Move these to the section of the paperclip labelled ‘b’.
Finally push the end ‘a’ of the wire down the plastic tube.
A photograph of an assembled windmill is shown in the PowerPoint presentation (2.6 MB).
The children should experiment blowing in different directions. Windmills could be held in front of an electric fan to spin them. (If a fan is available,) The fan could be switched off to emphasise that the windmill will not turn if the wind stops blowing.
Note: For classes of young children - assemble the windmills before the session.
Alternative activity using a propeller
- Propeller (e.g. with 5 inch blades - MUTR SEP CP2 002 )
- String or plastic covered wire
Thread propeller onto the string or wire and ask 2 volunteers to hold the ends and then ask a third child to blow the propeller so it turns.

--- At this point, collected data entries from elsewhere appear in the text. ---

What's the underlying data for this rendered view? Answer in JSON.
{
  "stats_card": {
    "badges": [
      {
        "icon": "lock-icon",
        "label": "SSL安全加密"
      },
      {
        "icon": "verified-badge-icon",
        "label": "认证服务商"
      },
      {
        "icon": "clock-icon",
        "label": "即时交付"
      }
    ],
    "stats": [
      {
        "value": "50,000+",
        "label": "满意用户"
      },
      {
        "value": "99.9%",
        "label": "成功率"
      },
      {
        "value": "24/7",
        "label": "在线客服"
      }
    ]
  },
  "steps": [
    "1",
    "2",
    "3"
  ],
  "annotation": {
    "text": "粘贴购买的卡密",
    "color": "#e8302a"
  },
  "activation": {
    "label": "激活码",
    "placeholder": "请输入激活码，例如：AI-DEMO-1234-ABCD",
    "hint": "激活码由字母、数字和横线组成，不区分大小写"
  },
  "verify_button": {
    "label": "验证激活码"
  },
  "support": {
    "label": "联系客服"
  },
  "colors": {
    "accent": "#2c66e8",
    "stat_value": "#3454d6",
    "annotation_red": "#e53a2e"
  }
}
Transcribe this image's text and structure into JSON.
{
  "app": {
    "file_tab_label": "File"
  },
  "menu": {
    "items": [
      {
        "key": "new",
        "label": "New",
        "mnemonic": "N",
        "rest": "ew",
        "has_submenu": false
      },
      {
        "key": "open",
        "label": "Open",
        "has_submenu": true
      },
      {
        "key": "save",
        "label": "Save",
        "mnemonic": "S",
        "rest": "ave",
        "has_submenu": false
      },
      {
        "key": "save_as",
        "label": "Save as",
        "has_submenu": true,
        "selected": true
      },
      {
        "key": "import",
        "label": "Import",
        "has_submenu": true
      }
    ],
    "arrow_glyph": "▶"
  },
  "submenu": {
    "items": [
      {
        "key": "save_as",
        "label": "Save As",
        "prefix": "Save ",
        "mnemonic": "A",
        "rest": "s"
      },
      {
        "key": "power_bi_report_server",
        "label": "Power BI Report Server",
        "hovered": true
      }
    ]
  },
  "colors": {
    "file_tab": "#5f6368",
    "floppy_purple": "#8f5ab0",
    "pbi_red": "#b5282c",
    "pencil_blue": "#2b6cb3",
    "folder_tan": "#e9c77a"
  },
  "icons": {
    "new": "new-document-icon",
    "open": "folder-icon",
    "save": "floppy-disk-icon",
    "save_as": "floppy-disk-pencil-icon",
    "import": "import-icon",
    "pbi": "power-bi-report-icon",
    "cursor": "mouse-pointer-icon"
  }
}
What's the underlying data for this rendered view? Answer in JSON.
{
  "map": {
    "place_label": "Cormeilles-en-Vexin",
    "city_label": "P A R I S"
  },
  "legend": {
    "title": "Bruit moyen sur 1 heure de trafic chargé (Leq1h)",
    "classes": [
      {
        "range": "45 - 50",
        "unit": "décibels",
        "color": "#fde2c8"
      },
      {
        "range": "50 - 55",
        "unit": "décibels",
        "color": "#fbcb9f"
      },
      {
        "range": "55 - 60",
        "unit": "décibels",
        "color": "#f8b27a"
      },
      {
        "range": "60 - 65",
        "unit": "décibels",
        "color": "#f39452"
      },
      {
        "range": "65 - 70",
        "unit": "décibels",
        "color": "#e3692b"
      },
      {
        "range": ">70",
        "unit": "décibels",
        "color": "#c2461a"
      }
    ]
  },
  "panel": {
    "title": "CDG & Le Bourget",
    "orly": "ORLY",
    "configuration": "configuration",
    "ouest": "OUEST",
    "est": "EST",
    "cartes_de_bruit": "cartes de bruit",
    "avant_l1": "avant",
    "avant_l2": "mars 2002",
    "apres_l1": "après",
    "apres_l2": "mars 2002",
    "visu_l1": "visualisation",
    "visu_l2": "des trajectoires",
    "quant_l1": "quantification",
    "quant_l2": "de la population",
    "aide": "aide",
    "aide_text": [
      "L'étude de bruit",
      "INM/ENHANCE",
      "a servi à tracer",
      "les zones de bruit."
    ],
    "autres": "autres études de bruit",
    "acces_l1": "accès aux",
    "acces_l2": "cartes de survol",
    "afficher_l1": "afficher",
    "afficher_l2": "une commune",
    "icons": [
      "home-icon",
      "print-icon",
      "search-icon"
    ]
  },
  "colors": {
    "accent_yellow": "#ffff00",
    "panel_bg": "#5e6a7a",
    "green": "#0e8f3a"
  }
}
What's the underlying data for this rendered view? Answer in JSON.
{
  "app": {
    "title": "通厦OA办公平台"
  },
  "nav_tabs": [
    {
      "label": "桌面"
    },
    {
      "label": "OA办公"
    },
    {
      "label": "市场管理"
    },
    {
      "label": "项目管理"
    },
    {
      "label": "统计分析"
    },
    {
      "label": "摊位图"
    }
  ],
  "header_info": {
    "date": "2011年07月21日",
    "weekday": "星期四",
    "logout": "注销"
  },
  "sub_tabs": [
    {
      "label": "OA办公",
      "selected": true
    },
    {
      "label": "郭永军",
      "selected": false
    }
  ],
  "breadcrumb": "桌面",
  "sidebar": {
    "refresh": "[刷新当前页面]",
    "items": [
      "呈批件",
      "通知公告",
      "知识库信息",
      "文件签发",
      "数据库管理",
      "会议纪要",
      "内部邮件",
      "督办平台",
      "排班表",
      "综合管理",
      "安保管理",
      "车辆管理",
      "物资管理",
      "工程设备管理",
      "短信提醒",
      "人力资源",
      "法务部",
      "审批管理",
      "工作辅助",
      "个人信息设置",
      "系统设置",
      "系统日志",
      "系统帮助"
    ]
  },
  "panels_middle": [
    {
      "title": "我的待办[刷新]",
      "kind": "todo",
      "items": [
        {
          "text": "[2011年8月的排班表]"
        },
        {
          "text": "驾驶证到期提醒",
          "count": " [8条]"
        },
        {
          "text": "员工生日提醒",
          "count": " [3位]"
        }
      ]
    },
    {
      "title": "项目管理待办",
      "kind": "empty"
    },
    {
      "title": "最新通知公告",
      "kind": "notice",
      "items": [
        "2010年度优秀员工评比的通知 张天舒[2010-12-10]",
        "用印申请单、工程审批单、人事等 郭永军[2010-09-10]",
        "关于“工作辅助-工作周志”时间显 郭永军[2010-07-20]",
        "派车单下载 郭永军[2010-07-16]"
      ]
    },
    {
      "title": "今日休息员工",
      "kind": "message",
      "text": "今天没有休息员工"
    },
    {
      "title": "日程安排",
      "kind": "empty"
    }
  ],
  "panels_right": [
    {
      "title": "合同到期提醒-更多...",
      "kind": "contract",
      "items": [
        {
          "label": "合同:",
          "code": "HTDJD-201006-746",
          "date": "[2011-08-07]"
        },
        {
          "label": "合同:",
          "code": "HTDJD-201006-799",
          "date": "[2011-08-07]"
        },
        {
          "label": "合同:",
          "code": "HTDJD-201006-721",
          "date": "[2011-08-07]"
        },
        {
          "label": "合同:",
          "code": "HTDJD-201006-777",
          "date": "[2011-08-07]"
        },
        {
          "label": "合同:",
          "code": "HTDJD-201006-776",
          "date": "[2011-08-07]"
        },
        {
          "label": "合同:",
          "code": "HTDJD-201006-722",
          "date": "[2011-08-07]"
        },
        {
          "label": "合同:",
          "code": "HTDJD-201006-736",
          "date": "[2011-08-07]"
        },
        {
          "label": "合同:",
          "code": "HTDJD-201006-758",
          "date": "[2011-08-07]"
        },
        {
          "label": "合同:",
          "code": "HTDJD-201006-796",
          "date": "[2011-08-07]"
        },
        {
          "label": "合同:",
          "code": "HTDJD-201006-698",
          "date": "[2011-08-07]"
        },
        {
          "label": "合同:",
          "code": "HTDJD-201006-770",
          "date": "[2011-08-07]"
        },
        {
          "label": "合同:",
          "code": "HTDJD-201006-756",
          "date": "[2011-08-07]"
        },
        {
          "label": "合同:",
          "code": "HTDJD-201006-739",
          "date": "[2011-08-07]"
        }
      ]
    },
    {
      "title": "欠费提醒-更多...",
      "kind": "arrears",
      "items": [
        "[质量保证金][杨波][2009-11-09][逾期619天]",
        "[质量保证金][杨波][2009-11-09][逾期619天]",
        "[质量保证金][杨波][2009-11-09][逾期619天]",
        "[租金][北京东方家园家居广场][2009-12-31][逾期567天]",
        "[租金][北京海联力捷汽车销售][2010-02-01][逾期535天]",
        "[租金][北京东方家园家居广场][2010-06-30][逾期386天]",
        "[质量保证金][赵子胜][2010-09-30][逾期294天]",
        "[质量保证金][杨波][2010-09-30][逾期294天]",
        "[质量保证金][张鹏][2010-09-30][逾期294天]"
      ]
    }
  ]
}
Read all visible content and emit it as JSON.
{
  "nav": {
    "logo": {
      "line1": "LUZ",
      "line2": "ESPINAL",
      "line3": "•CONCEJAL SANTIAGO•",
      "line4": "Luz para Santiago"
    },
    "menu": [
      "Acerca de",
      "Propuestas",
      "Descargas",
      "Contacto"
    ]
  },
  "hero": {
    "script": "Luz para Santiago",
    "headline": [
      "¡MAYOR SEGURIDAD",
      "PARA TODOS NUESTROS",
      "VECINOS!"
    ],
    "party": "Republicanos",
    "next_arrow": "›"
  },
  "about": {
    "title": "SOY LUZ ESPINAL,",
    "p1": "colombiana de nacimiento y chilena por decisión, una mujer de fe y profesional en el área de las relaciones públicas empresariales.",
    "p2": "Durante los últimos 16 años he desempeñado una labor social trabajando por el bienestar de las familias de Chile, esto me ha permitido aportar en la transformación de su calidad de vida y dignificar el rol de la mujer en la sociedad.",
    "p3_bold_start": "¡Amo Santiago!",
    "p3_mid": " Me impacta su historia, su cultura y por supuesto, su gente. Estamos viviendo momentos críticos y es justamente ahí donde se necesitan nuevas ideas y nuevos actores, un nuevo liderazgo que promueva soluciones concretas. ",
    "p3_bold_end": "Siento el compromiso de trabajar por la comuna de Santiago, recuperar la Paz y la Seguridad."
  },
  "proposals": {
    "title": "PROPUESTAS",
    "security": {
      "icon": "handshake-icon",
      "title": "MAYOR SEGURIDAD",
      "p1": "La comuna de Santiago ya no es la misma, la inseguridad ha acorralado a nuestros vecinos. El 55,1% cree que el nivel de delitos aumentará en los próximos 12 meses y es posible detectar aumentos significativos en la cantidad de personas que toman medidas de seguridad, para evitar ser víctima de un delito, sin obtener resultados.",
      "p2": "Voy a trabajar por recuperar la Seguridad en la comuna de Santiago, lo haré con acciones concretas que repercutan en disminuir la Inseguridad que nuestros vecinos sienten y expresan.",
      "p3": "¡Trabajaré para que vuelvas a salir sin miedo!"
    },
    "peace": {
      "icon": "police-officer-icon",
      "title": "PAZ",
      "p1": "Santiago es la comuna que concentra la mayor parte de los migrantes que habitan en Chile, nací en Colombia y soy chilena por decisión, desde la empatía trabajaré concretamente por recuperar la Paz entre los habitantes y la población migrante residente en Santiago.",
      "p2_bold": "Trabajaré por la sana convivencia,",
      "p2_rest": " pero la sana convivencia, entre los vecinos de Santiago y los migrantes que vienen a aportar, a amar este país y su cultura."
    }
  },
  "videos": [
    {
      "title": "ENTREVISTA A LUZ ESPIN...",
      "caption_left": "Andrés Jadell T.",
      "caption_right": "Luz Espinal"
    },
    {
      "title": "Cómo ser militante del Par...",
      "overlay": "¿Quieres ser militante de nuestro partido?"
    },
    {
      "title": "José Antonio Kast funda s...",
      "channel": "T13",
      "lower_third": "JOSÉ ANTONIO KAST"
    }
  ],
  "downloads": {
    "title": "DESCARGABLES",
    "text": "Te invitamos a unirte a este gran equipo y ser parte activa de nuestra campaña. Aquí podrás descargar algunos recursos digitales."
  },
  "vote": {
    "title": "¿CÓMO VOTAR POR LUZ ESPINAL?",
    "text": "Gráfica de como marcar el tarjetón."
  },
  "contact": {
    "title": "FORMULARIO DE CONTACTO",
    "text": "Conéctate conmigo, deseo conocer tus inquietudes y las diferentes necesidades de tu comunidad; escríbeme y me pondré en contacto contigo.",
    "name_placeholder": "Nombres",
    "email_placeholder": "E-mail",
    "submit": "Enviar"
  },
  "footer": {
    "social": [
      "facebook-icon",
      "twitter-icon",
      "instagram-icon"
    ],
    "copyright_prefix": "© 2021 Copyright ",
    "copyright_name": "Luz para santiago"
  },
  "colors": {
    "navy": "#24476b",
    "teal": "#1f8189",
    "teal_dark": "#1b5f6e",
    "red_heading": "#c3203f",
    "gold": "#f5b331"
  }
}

Blowing in various directions might be tried. This could be done in groups of 4 children, if so, then sufficient for a set for each group of children would be needed.
- Electric fan
If carried out as a demonstration, an electric fan could be used to simulate a wind.
- Large Solar Panel Unit (for example MUTR - SEP 051)*
or Solar Panel (SEP 050)* These have 2mm connectors.
- DC buzzer -1.5V (for example from MUTR - EP1 900)*
- 2 leads with 2mm connectors
- Any bright table lamp
* MUTR (www.mutr.co.uk)
Connect the solar panel to the buzzer. It probably will not sound. Shine light onto the solar panel and the buzzer will sound. If you move lamp closer to the buzzer it will sound more loudly.
Activity 19: extra
Also show a calculator powered by solar cells.
Many calculators have a small battery to provide power when there is insufficient light. If this is removed then it is more obvious how the solar panel works. Then placing a finger over the solar panel stops the calculator from working. This also demonstrates that solar cells that need light to work.